Last week we celebrated the annual rite of passage that is LegalTech New York. By all accounts it was a successful year with record attendance, bustling Exhibit Halls and non-stop presentations.
Leading up to the conference, Law Technology News wrote about the expected buzzwords which pointed to “predictive coding” (a.k.a. “technology assisted review”), “social discovery,” and “Big Data.” Hardly a presentation was heard that didn’t include these buzzwords being liberally sprinkled throughout.
Yet it’s interesting to think back just two short years to LegalTech 2010. Pension Committee had just been issued, reaffirming the importance for a robust legal hold process. Judge Scheindlin, and numerous jurists since, reminded the legal community of the need for and rationale of sound litigation holds.
With all the hype around this year’s buzzwords, it’s crucial that we not regress into thinking data preservation is no longer a concern. In fact, all the “predictive coding” in the world won’t protect you from the corresponding sanctions (self-imposed or otherwise) that result from inadequate or ill-informed preservation practices.
So, with that as a backdrop, let’s look at
Four Reasons Why Predictive Coding Isn’t for Everyone:
Reason 1 – Having an effective preservation strategy will save you more than predictive coding.
Organizations spend too much, too early in the e-discovery process. As described at the Dallas Mini-Conference in September, GCs are over-preserving due to the “reputational fear of being sanctioned or even accused of spoliation.” By putting a solid legal hold and preservation process in place that is defensible, it provides more leverage at the Rule 26(f) ‘Meet and Confer’ to limit the scope of discovery. Further, a manual legal hold takes three times the amount of staff time as an automated legal hold process.
Reason 2 – Focusing on defensible litigation holds will make you thinner than predictive coding.

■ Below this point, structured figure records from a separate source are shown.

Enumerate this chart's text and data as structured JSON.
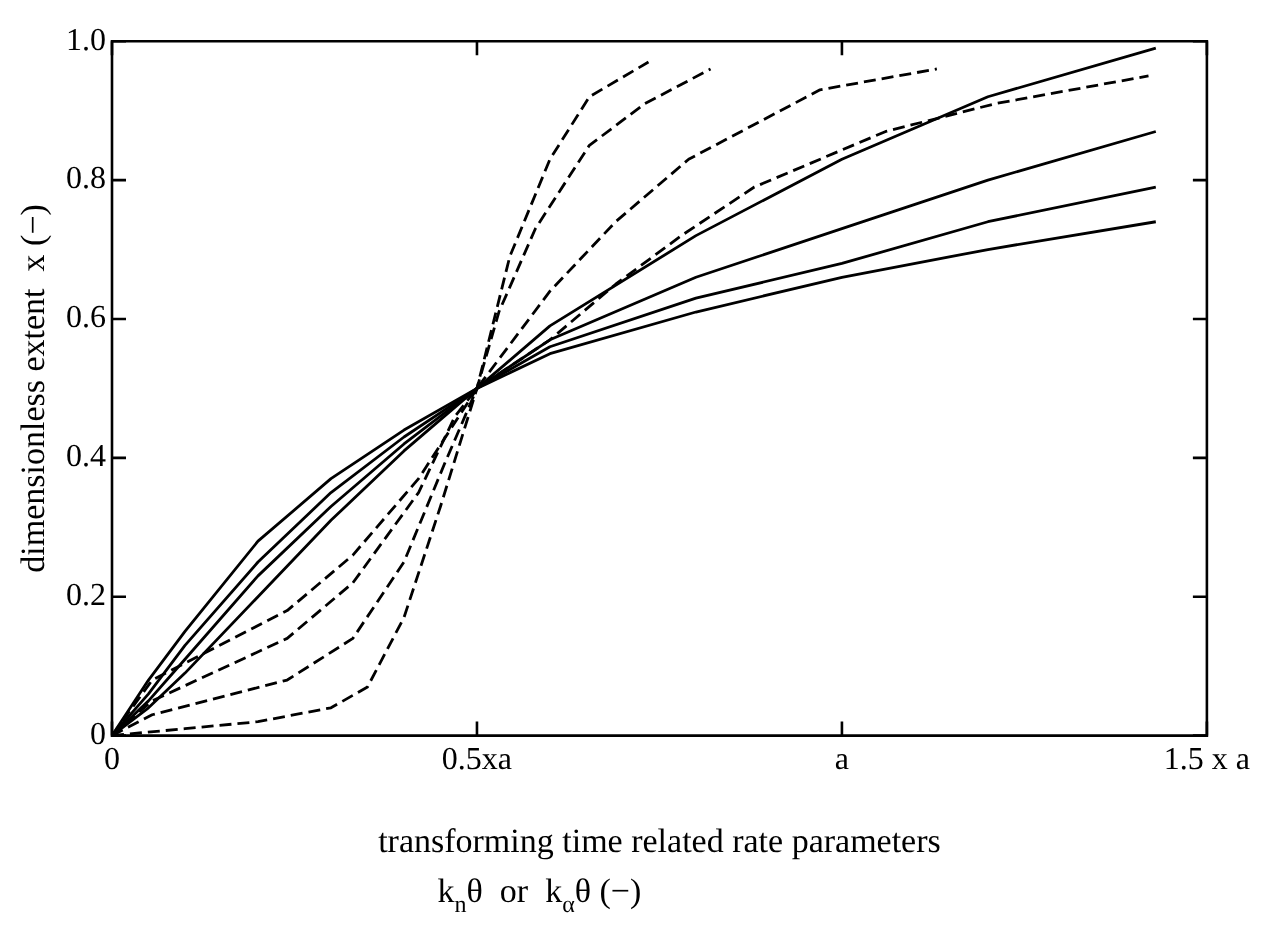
{
  "chart_data": {
    "type": "line",
    "xlabel": "transforming time related rate parameters\nk$_{n}$θ  or  k$_{α}$θ (−)",
    "ylabel": "dimensionless extent  x (−)",
    "x": [
      0,
      0.05,
      0.1,
      0.2,
      0.3,
      0.4,
      0.5,
      0.6,
      0.8,
      1.0,
      1.2,
      1.43
    ],
    "series": [
      {
        "color": "#000000",
        "values": [
          0,
          0.08,
          0.15,
          0.28,
          0.37,
          0.44,
          0.5,
          0.55,
          0.61,
          0.66,
          0.7,
          0.74
        ]
      },
      {
        "color": "#000000",
        "values": [
          0,
          0.06,
          0.13,
          0.25,
          0.35,
          0.43,
          0.5,
          0.56,
          0.63,
          0.68,
          0.74,
          0.79
        ]
      },
      {
        "color": "#000000",
        "values": [
          0,
          0.05,
          0.11,
          0.23,
          0.33,
          0.42,
          0.5,
          0.57,
          0.66,
          0.73,
          0.8,
          0.87
        ]
      },
      {
        "color": "#000000",
        "values": [
          0,
          0.04,
          0.09,
          0.2,
          0.31,
          0.41,
          0.5,
          0.59,
          0.72,
          0.83,
          0.92,
          0.99
        ]
      },
      {
        "color": "#000000",
        "line_style": "dashed",
        "x": [
          0,
          0.1,
          0.2,
          0.3,
          0.35,
          0.4,
          0.45,
          0.5,
          0.545,
          0.6,
          0.654,
          0.735
        ],
        "values": [
          0,
          0.01,
          0.02,
          0.04,
          0.07,
          0.17,
          0.33,
          0.5,
          0.69,
          0.83,
          0.92,
          0.97
        ]
      },
      {
        "color": "#000000",
        "line_style": "dashed",
        "x": [
          0,
          0.055,
          0.24,
          0.33,
          0.4,
          0.455,
          0.5,
          0.53,
          0.58,
          0.654,
          0.73,
          0.82
        ],
        "values": [
          0,
          0.03,
          0.08,
          0.14,
          0.25,
          0.39,
          0.5,
          0.61,
          0.73,
          0.85,
          0.91,
          0.96
        ]
      },
      {
        "color": "#000000",
        "line_style": "dashed",
        "x": [
          0,
          0.055,
          0.24,
          0.33,
          0.42,
          0.47,
          0.5,
          0.6,
          0.69,
          0.79,
          0.88,
          0.97,
          1.13
        ],
        "values": [
          0,
          0.05,
          0.14,
          0.22,
          0.35,
          0.46,
          0.5,
          0.64,
          0.74,
          0.83,
          0.88,
          0.93,
          0.96
        ]
      },
      {
        "color": "#000000",
        "line_style": "dashed",
        "x": [
          0,
          0.055,
          0.24,
          0.33,
          0.42,
          0.5,
          0.6,
          0.69,
          0.78,
          0.88,
          1.06,
          1.21,
          1.42
        ],
        "values": [
          0,
          0.08,
          0.18,
          0.26,
          0.37,
          0.5,
          0.57,
          0.65,
          0.72,
          0.79,
          0.87,
          0.91,
          0.95
        ]
      }
    ],
    "xlim": [
      0,
      1.5
    ],
    "xticks": [
      0,
      {
        "value": 0.5,
        "label": "0.5xa"
      },
      {
        "value": 1,
        "label": "a"
      },
      {
        "value": 1.5,
        "label": "1.5 x a"
      }
    ],
    "ylim": [
      0,
      1
    ],
    "yticks": [
      0,
      0.2,
      0.4,
      0.6,
      0.8,
      {
        "value": 1,
        "label": "1.0"
      }
    ],
    "grid": false,
    "legend": false,
    "marker": "none",
    "line_style": "solid"
  }
}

To be fair, it will make your collections thinner. As one GC noted in Dallas, “we are overdoing it by 90 percent.” With a sound preservation strategy, which Craig Ball refers to as “preserving carefully,” companies can right size their collections efforts to minimize the amount of data that requires subsequent handling, processing and production. At $500 or more per gigabyte, the less data the better.
Reason 3 – Courts haven’t punished anyone for bad “predictive coding” practices.

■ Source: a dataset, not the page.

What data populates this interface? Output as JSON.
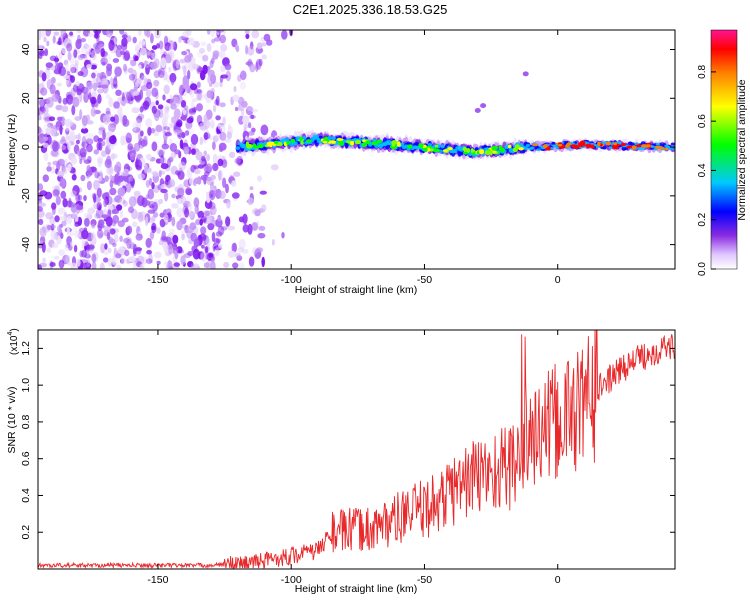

That’s not an apples-to-apples comparison, obviously, but the point is courts are demanding better preservation. Predictive coding still needs its day in court; whereas preservation practices no longer enjoy that reprieve and are scrutinized and frequently challenged. Read about recent cases here.
Reason 4 – Number of trigger events requiring a legal hold: 100%. Number requiring review: Less than 10%.
The number of reviews that seriously need “technology assisted review” remains minimal. For litigants facing large discovery data volumes, such advances in technology will undoubtedly help produce the most prescient information in less time and at less cost. Yet every company involved in litigation, regardless of size or frequency, must be familiar with and implementing preservation best practices (written holds, reminders, custodian acknowledgment, etc.)
While we’re trying to be somewhat lighthearted to make a point, the facts are that most legal teams still need to make strides toward fortifying their preservation practices. The bar is high and the courts are clearly impatient when dealing with possible spoliation. If you aren’t confident in your process, make 2012 the year you get your legal hold “house” in order.